この意味から転じて、「人生には浮き沈みが多いこと」を例える言葉としても使われます。
「七転び八起き」と同じ意味の四字熟語に「七転八起(しちてんはっき)」があります。「七転八起」は「七転び八起き」と同じ語源をもっており、「ななころびやおき」と読む場合もあるのであわせて覚えておきましょう。
「七転び八起き」の語源
「七転び八起き(七転八起)」は、中国の故事「七顛八起(しちてんはっき)」から生まれたことわざといわれています。
「七顛八起」の「顛」は、「逆さになる」「ひっくり返る」という意味。転ぶとは少し意味が違いますが、日本では「顛」の字が使われなくなったため、「七転び八起き」や「七転八起」と表記されるようになりました。
「七転び八起き」はなぜ「七」と「八」?
「七転び八起き」は、転ぶ回数と起き上がる回数があっていなくておかしいと思う人もいるかもしれませんね。七回と八回で回数があっていないのは、「七転び八起き」の由来が仏教にあるためといわれています。
仏教では、人は最初から自分で歩けるわけではなく、周囲の人の力を借りてはじめて起き上がれるようになるといわれています。このはじめの1回を「1」と数えるので、起き上がる回数が1回多くなり「七転び八起き」になるのです。
また、「七」と「八」はどちらも「数が多い」という意味があり、「七転び八起き」では実際の数である7と8を意味しているわけではありません。さらに「八」はとても縁起のいい数とされています。これらのことから「七顛八起(しちてんはっき)」の故事が生まれ、「七転び八起き」になったといわれています。
「七転び八起き」と「七転八倒」の違い
「七転び八起き」に似た字面の四字熟語に「七転八倒」がありますが、この2つはまったく異なる意味の言葉です。
「七転八倒」は、何度も転び倒れ続けるというネガティブなニュアンスの四字熟語です。
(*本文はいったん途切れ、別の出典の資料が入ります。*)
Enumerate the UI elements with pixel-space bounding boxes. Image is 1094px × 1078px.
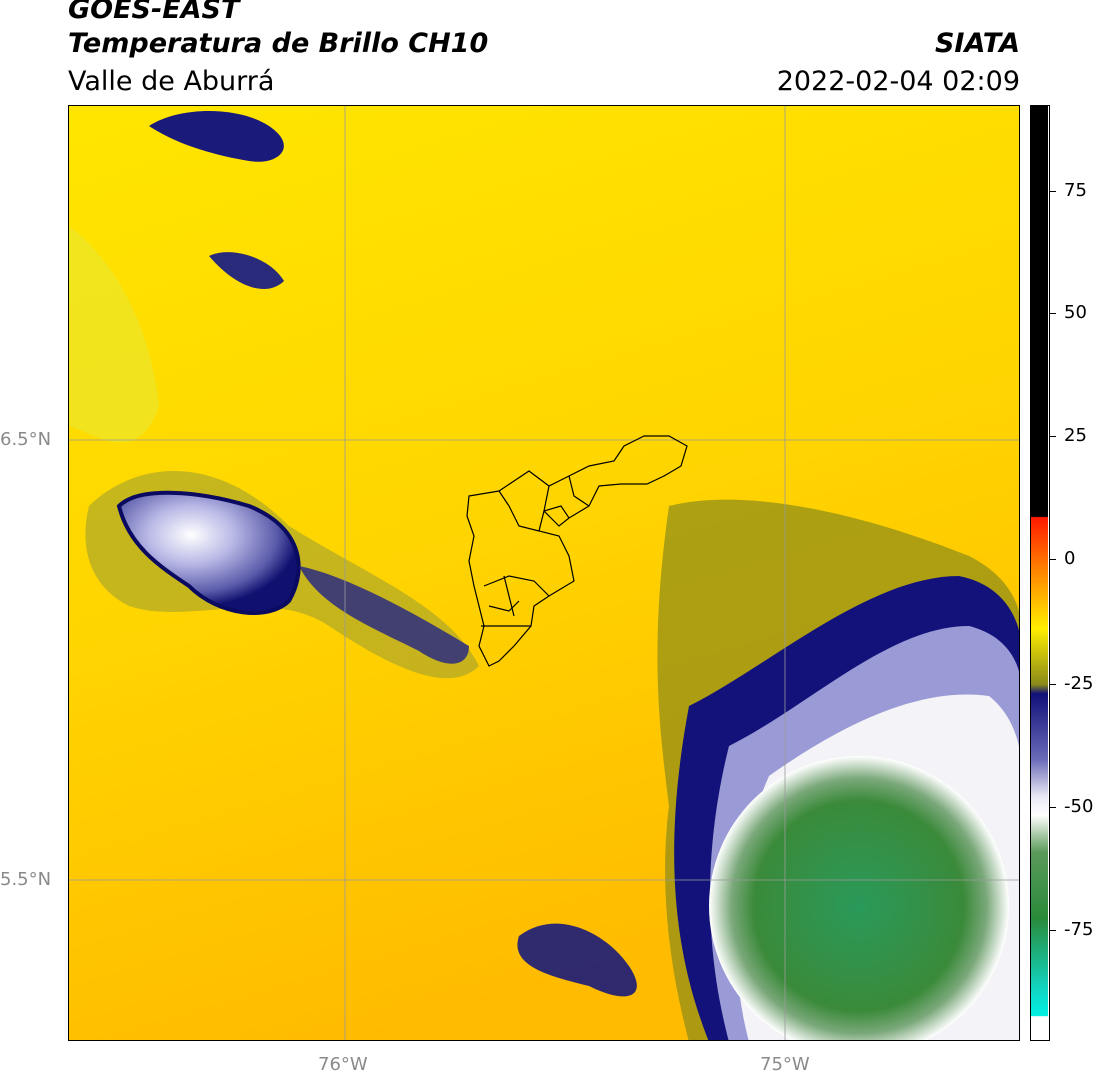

何度転んでも起き上がる前向きな「七転び八起き」とは逆の意味合いの言葉ですね。
「七転び八起き」の使い方・例文
「七転び八起き」の意味がわかったら、次は言葉としての使い方を例文でイメージしてみましょう。
・七転び八起きし、強い企業に成長した。
・七転び八起きの人生から得た教訓を孫に聞かせる。
「七転び八起き」の類語・言い換え表現
「七転び八起き」の類語は、「捲土重来(けんどちょうらい)」「不撓不屈(ふとうふくつ)」「百折不撓(ひゃくせつふとう)」です。それぞれの意味や使い方をおさえておきましょう。
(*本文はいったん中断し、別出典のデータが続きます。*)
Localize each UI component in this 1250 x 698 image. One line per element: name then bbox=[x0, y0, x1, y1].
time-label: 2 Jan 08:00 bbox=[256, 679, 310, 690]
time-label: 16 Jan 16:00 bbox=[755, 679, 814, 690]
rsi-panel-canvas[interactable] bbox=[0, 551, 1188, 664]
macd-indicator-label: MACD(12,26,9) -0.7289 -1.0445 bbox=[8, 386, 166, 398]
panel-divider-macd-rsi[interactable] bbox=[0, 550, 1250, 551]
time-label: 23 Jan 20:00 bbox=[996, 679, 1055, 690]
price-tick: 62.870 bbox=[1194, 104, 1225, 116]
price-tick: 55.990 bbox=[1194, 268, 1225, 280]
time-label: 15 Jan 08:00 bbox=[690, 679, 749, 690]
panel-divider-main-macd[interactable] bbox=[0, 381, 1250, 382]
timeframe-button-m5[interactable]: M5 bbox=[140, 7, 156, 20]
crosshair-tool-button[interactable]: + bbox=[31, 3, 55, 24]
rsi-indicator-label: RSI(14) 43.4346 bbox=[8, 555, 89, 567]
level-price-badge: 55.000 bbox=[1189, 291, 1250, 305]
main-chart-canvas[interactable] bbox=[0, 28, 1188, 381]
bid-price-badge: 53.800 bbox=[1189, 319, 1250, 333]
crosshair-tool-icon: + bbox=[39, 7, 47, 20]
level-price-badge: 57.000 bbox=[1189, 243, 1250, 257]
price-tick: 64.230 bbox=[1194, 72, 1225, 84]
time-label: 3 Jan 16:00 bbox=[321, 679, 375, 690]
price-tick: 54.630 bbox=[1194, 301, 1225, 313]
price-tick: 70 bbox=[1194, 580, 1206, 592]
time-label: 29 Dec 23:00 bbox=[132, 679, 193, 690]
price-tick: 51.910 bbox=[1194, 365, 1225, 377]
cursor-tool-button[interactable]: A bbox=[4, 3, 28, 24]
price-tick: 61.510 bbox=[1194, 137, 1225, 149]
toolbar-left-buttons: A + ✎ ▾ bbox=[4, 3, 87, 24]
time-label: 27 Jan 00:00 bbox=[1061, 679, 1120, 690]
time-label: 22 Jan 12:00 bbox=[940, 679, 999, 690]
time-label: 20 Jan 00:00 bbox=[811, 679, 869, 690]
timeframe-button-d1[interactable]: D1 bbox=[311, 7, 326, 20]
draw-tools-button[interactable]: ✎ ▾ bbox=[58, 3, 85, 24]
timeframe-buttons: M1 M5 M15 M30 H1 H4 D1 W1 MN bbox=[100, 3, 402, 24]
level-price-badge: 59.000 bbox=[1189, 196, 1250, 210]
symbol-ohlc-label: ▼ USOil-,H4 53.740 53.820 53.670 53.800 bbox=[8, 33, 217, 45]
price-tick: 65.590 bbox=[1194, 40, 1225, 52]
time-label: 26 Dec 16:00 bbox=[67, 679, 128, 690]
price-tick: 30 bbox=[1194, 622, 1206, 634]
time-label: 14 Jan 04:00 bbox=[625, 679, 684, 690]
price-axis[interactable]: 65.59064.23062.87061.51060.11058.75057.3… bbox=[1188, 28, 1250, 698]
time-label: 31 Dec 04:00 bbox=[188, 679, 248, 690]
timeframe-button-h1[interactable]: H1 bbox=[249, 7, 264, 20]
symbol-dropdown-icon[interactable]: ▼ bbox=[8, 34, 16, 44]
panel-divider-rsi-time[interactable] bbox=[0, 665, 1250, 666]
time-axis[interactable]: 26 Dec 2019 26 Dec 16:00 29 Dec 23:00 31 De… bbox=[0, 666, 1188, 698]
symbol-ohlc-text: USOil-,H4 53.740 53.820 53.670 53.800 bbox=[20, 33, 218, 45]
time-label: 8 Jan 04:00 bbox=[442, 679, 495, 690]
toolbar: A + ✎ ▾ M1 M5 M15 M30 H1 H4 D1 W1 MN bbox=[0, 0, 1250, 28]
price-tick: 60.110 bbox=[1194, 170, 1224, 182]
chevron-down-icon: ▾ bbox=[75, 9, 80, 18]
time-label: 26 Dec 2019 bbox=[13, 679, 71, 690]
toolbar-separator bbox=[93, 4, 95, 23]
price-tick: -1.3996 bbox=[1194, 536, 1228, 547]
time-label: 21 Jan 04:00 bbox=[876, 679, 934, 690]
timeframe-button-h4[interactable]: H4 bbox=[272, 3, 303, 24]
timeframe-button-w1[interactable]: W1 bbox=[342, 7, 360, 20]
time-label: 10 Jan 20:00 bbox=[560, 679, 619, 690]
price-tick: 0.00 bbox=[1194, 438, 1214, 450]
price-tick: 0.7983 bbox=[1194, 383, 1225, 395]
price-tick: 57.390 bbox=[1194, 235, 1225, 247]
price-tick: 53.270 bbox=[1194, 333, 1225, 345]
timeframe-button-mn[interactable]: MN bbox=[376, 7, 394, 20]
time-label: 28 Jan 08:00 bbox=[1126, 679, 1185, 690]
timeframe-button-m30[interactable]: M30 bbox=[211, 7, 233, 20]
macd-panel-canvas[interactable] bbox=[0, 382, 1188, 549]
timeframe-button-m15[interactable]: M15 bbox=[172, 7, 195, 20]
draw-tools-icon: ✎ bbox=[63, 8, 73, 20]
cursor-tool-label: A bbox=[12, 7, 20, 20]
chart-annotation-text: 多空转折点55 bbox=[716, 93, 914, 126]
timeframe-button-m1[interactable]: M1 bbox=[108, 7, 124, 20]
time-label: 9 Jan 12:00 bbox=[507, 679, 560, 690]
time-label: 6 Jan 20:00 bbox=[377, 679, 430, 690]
一度敗れたり失敗したりした者が、再び勢いを盛り返して巻き返すこと。一度失敗した者が再挑戦すること
【例文】
悔しさを肥やしに捲土重来を期す。
強い意志をもって、どんな苦労や困難にもくじけないこと
【例文】
不撓不屈の精神を発揮する。
何度失敗して挫折感を味わっても、くじけずに立ち上がること。どんな困難にも臆せず、初めの意志を貫くこと
【例文】
百折不撓を貫く。
「七転び八起き」は英語だと?
「七転び八起き」を英訳するときは、次のような表現が使えます。
ups and downs of life:人生の浮き沈み
A man’s walking is a succession of falls.:人生は転びの連続だ
When life gives you lemons, make lemonade.:酸っぱいレモンを差し出されたら、甘いレモネードを作りなさい(逆境にあろうとも、それに負けずにベストを尽くせ。ピンチをチャンスに変えろという意味のことわざ)
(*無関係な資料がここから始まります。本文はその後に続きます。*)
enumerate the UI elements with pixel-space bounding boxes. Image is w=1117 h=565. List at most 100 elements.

Failure is the stepping stone to success.:失敗は成功への踏み石である
The flower that blooms in adversity is the rarest and most beautiful of all.:逆境の中で咲く花は、どの花よりも貴重で美しい
「七転び八起き」の訳としては、このうちの「A man’s walking is a succession of falls.」が用いられる場合が多いです。
「七転び八起き」を上手に使おう
「七転び八起き」の意味は「何度失敗してもめげることなく、転ぶたびに奮起して立ち直ること」「人生には浮き沈みが多いこと」です。
ポジティブなニュアンスのことわざで、座右の銘としてもよく用いられます。正しい意味を頭に入れておき、上手に使えるようになりましょう。